Minggu, 04 Oktober 2009

PATH OF LIFE...


Mataku menyapu sekelilingku, memandangi tempat yang bagiku sangat asing ini. Otakku yang lambanpun berusaha untuk mencerna keadaan ini. Aku memandang kebawah sambil berpikir, dan mataku menyadarkanku ternyata aku sedang berdiri disebuah jalan setapak. Saat aku mendongak dan memandang ke depan, dan aku harus menyipitkan mataku agar dapat melihat ke depan. Sejauh mata memandang hanya kabut putih yang terbentang dihadapanku. Kabut putih yang lebih tebal dari asap yang bersumber dari kebakaran hutan di Kalimantan sangat mengganggu pemandanganku. Kabut brengsek! Makiku dalam hati. Kemudian aku memutuskan untuk melangkah ke depan menembus kabut yang menghalangi pandanganku. Aku tak mau berdiam diri seperti orang bodoh disini. Saat aku melangkahkan kaki ke depan, perlahan kabut didepanku menghilang perlahan-lahan. Ini aneh, setiap aku melangkahkan kaki, kabut menghilang. Aku semakin bernai melangkah terus. Tiba-tiba otakku memerintahkan aku untuk menghentikan langkahku dan tentu saja aku berhenti. Setelah membiarkan kabutnya menghilang, sebuah jembatan gantung terbentang di depanku. Saat aku bingung, apakah cukup aman untuk menyebrangi jembatan tersebut? Kesannya jembatan itu terkesan rapuh untuk menopang berat badanku. Yah, walupun aku tergolong ringan. Aku menghilangkan segala kekhawatiran yang ada di hatiku. Dengan gagah aku melangkah menembus jembatan itu. Saat aku tiba diseberang, tiba-tiba terdengar suara yang cukup keras. Jembatan tersebut telah menghilang ke angkasa, seolah tersedot sesuatu. Dan ketika aku kembali memandang ke depan sekarang aku dihadapkan kepada jalan garpu empat. Dan masing masing jalan itu diawali dengan jembatan. Aku hanya berdiri didepan keempat jalan tersebut, kebingungan kearah mana yang harus ku pilih.

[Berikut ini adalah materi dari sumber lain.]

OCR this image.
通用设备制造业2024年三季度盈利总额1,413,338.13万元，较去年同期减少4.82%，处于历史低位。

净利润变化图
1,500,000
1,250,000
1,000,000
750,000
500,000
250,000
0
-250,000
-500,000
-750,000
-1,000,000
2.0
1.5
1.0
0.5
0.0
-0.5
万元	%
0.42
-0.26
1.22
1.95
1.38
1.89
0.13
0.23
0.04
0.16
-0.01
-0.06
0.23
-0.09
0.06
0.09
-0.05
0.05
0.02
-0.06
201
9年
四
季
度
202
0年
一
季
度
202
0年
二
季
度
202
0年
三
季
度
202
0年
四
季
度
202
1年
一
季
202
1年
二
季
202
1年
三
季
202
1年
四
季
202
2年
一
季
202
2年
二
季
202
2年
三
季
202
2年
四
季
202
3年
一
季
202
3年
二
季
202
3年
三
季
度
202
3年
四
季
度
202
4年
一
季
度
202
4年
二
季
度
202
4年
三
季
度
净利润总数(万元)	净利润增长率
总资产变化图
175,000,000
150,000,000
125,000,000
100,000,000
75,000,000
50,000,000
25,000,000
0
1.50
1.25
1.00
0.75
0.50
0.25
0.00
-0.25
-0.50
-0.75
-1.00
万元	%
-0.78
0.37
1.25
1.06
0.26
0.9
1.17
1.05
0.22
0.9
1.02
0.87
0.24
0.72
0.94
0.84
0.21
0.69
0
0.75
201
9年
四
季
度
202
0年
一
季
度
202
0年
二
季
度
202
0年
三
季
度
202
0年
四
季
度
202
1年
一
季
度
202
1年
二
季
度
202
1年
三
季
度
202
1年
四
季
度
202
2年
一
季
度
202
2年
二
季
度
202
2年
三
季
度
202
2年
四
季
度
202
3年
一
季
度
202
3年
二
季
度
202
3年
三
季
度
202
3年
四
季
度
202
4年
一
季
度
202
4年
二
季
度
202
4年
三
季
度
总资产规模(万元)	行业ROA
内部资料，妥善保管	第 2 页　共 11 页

Cukup lama aku berdiam diri di depan keempat percabangan jalan tersebut. Akhirnya aku memutuskan untuk memilih jalan yang kanan. Ketika baru saja melangkahkan kakiku, tiba-tiba sebuah suara memperingatkanku
“Hati-hati dalam memilih jalan nak.”
Aku menoleh untuk melihat siapa yang berbicara kepadaku. Ternyata seorang kakek yang sudah sangat tua, menurut perkiraanku, berusia 100 tahun. Berdiri di depan jalan yang berada ditengah.
“Hati-hati? Mengapa kek?” aku bertanya heran
“Apakah kamu tidak tahu jalan yang kamu lalui ini?” Si kakek balik bertanya heran.
“Tidak…” aku menjawab dengan santai
Si kakek itupun tertawa. Tentu saja hal itu membuatku heran.
“kenapa kakek tertawa?” aku bertanya heran. Menurutku jawaban yang ku berikan sudah benar. Jawaban yang singkat itu telah cukup mewakili ketidaktahuanku. Apa sang kakek berharap aku mengeluarkan jawaban yang terdengar lebih ilmiah?
“Kamu memang tidak memperhatikan apapun selama melangkah ya?”
Aku malas menjawab pertanyaan tersebut, jawaban yang sama seperti sebelumnya akan membuatnya kembali tertawa.
“coba lihat ke belakang” kata kakek tersebut sambil tersenyum.
Dan akupun mengikuti perintah orang tua tersebut. Aku ternganga melihat sebuah layar lebar menjulang tinggi dibelakangku. Saat memperhatikan itu layar itu aku menjadi tersentak.
“Hei! Itu aku yang tadi!!” Seruku
Layar itu memperlihatkan keadaan saat aku melewati jembatan pertama dan seterusnya. Aku memandang kembali kepada kakek tadi dengan wajah yang menunjukan keheranan. Aku menunggunya memberikan jawaban untuk keherananku ini.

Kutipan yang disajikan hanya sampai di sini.